Интересно, что собственные наблюдения Бордуэлла относительно быстрой голливудской модели освещают процессы, которые вызвали предполагаемую антитезу для той цифровой технологии, которая позволяет осуществлять более быстрые методы съемки и редактирования изображений, что также способствовало производству и распространению «медленности» на рубеже тысячелетий. Поскольку относительно недорогое и гибкое цифровое оборудование позволяет записывать гораздо более длительные промежутки времени, оно позволяет использовать до сей поры немыслимые режимы производства и записи на основе продолжительности и наблюдения. Вопреки обвинению в ностальгическом пуризме и технологической отсталости, которое получил «медленный фильм» [35], его распространение по всему миру, по сути, неразрывно связано с приходом цифровых технологий в кинопроизводство.
Что касается институциональной поддержки, то «медленное кино» также циркулирует в экономической и культурной сфере, что во многом способствовало не только ее глобальному продвижению и потреблению, но и ее производству, например, для международных кинофестивалей.
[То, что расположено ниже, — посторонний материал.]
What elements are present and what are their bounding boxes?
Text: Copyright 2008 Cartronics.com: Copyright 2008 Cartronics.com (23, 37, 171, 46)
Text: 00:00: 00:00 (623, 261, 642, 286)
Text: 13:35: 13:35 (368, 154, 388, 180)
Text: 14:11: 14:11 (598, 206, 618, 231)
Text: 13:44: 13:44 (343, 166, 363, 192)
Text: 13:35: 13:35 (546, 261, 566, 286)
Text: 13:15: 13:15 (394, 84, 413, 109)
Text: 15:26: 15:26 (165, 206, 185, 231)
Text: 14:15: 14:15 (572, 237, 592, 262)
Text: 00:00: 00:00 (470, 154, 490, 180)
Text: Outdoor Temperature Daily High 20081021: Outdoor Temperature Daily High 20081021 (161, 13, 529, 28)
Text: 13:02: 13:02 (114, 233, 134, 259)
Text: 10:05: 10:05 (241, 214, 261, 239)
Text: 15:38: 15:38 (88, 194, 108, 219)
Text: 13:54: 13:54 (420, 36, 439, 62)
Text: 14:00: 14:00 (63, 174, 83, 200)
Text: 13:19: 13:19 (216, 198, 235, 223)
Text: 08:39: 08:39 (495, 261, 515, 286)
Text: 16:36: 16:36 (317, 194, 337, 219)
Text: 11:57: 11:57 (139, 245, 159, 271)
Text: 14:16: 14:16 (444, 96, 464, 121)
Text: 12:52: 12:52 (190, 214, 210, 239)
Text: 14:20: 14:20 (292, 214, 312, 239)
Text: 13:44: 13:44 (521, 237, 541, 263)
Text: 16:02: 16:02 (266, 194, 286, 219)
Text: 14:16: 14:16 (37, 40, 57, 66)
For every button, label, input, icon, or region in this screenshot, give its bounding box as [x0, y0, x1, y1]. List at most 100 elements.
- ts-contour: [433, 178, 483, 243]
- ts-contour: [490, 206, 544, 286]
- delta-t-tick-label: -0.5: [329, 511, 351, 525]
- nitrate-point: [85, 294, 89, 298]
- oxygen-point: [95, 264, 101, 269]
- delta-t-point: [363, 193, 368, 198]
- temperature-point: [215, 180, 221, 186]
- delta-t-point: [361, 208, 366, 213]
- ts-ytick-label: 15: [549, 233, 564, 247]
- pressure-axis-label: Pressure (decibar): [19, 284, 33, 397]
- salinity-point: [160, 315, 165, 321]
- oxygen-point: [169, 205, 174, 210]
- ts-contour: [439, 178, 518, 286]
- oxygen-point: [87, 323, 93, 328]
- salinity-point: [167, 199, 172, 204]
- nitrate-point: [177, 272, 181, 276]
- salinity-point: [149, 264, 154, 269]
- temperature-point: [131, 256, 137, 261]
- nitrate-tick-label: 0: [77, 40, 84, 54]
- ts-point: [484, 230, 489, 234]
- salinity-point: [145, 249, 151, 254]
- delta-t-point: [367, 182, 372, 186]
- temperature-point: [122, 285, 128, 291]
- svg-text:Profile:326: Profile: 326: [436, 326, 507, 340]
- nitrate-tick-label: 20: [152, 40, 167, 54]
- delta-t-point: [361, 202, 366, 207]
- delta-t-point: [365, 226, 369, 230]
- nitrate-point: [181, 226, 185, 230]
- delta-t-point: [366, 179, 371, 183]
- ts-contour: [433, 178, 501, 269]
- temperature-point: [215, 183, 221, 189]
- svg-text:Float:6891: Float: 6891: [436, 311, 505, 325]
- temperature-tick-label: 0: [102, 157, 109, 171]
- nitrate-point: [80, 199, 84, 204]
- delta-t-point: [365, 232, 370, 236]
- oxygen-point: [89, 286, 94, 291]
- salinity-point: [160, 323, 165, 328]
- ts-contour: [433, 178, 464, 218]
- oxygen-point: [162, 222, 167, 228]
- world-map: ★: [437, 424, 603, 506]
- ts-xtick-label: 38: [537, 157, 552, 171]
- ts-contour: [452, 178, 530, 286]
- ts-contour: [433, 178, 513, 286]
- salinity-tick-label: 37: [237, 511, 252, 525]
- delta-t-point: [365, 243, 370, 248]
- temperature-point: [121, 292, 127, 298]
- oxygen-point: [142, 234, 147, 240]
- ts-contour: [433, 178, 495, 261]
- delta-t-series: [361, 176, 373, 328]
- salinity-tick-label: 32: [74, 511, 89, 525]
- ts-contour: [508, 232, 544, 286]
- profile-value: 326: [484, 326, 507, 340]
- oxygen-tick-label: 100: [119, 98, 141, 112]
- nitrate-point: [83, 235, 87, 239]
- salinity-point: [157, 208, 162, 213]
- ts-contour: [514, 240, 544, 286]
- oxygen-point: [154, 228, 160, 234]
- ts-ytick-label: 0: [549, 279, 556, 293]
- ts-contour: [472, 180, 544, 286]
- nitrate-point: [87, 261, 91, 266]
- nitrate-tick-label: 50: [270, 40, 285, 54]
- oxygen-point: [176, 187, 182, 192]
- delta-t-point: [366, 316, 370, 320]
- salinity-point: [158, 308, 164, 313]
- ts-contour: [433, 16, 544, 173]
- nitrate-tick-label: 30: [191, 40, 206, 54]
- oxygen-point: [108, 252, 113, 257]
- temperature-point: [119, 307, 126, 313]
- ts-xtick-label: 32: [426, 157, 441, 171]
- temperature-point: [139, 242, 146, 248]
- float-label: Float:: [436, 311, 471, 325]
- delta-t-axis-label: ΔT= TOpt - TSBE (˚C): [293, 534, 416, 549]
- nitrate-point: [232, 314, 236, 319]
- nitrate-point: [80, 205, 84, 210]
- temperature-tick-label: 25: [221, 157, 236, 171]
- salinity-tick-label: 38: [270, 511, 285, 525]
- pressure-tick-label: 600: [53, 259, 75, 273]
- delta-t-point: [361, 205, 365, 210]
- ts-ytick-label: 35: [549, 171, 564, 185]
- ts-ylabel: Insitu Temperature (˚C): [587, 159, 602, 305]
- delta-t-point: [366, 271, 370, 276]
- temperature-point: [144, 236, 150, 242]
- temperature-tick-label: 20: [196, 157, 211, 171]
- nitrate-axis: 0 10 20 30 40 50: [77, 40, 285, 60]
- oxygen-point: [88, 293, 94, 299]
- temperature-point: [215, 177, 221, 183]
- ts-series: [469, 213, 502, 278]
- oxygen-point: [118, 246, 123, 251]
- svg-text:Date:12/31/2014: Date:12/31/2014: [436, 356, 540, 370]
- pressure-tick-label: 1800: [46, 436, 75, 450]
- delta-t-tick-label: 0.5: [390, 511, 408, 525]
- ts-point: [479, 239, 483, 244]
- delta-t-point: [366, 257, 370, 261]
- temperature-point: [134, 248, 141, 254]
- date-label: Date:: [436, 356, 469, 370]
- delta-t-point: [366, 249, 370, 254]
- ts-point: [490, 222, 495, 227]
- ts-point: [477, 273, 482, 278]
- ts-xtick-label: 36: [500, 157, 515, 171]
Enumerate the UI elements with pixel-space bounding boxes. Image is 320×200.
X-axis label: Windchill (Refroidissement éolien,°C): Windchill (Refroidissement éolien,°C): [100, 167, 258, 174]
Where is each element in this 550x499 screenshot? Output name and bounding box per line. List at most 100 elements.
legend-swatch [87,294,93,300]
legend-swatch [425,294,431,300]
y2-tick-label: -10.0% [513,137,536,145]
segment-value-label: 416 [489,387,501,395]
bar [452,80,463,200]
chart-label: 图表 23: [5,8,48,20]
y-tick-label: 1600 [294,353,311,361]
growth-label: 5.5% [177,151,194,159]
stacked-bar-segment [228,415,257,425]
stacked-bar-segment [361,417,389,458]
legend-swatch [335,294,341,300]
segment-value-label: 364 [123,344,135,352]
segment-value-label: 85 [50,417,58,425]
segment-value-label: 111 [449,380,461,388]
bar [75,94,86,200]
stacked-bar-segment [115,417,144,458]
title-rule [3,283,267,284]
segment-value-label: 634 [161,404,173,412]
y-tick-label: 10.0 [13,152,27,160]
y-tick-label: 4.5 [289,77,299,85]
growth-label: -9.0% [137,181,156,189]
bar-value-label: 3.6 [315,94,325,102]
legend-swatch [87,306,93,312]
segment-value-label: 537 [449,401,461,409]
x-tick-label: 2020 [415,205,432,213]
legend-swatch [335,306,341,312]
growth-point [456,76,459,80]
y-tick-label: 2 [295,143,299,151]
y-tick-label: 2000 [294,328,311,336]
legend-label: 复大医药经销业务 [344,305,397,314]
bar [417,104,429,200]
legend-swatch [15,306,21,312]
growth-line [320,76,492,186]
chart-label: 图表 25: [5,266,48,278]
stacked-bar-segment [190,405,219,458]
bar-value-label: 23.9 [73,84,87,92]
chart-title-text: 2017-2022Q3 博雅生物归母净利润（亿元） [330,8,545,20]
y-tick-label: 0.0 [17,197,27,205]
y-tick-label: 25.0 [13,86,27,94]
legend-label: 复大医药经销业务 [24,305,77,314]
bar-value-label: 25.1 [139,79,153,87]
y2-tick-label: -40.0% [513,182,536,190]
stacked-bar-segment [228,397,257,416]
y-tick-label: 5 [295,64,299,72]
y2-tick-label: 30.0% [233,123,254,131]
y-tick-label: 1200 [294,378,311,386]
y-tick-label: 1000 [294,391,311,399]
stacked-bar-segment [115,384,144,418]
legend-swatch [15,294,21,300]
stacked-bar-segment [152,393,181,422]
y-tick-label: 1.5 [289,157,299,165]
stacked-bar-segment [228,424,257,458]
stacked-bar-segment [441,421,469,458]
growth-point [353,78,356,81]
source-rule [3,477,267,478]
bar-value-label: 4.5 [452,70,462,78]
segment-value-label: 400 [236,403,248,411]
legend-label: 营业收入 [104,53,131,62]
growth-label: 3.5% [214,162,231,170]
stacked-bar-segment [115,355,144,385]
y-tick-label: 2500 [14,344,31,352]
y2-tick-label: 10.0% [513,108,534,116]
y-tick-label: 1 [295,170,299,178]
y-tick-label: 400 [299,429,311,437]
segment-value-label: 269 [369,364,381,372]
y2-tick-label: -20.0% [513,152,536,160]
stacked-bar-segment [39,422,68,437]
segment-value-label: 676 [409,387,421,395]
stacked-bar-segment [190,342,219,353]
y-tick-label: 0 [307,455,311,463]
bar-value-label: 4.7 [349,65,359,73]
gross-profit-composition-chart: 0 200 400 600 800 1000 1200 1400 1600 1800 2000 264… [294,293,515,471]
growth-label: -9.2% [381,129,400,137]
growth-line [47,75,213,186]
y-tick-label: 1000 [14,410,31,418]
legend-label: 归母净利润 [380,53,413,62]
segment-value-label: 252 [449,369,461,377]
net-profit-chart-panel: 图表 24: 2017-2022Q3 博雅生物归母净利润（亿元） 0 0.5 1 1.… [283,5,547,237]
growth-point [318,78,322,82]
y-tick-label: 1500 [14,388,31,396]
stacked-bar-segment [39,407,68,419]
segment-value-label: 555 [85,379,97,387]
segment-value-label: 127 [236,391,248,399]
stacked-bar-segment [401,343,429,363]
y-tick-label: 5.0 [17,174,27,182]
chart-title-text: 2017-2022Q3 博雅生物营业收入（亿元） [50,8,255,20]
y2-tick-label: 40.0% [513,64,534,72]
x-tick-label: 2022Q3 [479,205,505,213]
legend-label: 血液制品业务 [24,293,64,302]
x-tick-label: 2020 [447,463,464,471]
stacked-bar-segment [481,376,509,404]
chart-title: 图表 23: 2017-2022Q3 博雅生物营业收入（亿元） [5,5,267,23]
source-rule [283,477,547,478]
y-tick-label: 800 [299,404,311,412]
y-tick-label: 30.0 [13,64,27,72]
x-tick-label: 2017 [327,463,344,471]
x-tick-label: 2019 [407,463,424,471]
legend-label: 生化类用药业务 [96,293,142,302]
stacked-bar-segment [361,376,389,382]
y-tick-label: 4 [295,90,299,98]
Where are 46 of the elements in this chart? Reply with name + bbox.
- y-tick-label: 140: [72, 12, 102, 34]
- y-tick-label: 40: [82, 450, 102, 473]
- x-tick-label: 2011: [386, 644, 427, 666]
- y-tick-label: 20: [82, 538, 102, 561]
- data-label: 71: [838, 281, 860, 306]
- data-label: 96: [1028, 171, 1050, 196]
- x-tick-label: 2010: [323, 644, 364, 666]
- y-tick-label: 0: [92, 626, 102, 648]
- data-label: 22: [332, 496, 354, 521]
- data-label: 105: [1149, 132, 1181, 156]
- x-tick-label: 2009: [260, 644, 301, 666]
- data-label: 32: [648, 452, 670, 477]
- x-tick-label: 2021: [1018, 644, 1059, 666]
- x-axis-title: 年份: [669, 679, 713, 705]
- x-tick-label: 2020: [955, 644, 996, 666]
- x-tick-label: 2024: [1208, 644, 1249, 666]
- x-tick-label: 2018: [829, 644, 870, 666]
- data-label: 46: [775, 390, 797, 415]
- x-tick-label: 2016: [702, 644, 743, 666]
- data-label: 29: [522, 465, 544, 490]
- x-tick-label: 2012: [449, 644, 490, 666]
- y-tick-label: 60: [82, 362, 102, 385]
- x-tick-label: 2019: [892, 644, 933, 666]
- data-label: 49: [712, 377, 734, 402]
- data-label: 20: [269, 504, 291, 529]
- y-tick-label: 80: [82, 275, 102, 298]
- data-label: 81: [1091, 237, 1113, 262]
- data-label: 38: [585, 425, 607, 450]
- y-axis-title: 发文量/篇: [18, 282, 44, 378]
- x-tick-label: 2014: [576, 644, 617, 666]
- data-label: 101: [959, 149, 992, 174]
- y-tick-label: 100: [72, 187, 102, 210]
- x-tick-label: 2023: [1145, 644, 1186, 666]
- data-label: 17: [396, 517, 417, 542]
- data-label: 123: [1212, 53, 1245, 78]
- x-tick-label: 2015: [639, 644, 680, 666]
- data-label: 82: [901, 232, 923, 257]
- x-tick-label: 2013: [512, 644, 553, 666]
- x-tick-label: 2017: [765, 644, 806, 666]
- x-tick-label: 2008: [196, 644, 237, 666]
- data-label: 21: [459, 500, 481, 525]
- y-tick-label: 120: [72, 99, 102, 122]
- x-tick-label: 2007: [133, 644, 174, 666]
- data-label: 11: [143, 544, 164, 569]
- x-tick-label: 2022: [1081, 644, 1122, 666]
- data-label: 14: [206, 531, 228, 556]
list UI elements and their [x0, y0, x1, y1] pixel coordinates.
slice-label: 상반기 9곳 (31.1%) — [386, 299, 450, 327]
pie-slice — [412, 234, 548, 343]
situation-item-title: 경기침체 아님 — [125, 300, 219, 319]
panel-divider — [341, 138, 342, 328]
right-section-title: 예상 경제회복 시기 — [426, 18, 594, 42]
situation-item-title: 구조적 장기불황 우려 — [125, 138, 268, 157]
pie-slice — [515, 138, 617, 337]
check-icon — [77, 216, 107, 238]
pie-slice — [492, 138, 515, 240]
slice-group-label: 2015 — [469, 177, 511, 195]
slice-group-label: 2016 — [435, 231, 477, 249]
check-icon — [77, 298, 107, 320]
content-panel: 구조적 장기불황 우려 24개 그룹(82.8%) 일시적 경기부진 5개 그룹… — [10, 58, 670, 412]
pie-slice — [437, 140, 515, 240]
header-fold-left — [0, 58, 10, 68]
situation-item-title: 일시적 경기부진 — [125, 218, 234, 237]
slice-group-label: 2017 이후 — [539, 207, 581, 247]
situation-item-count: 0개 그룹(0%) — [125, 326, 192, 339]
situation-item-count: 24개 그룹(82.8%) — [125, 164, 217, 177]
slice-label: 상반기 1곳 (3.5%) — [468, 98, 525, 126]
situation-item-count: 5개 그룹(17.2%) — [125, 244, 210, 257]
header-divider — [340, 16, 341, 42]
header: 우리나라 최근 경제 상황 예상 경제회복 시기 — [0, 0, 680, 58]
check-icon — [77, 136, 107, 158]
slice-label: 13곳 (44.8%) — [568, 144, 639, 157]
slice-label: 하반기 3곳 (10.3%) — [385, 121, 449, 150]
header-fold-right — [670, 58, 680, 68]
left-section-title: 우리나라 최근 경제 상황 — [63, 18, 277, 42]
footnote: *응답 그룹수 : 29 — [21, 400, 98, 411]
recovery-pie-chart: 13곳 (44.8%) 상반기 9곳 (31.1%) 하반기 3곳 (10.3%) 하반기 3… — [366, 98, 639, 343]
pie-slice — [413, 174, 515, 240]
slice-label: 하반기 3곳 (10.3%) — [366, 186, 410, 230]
Как упоминает Марк Бетц, «необходимо признать международные сети обмена, в которых многие из практикующих режиссеров, что в настоящее время идентифицированы с «медленным кино», работают с точки зрения не только их географического диапазона, но и транснационального происхождения кинопроизводства (многие поддерживаются европейским финансированием), приема и распространения часто на крупных европейских кинофестивалях. Все чаще фестивали сами вводят и производят работу этих кинематографистов, потенциально связывая их с рынком, который не может не влиять на стилистические варианты, которые они выбирают». [5, p. 32] В качестве примера можно привести международный кинофестиваль в Роттердаме, который знаменит своим фондом имени Хуберта Балса (Hubert Bals Fond), оказавшим финансовую помощь многим режиссерам «медленного кино» из Латинской Америки и Азии, таким как Рейгадас, Алонсо, Апичатпонг и Диаз.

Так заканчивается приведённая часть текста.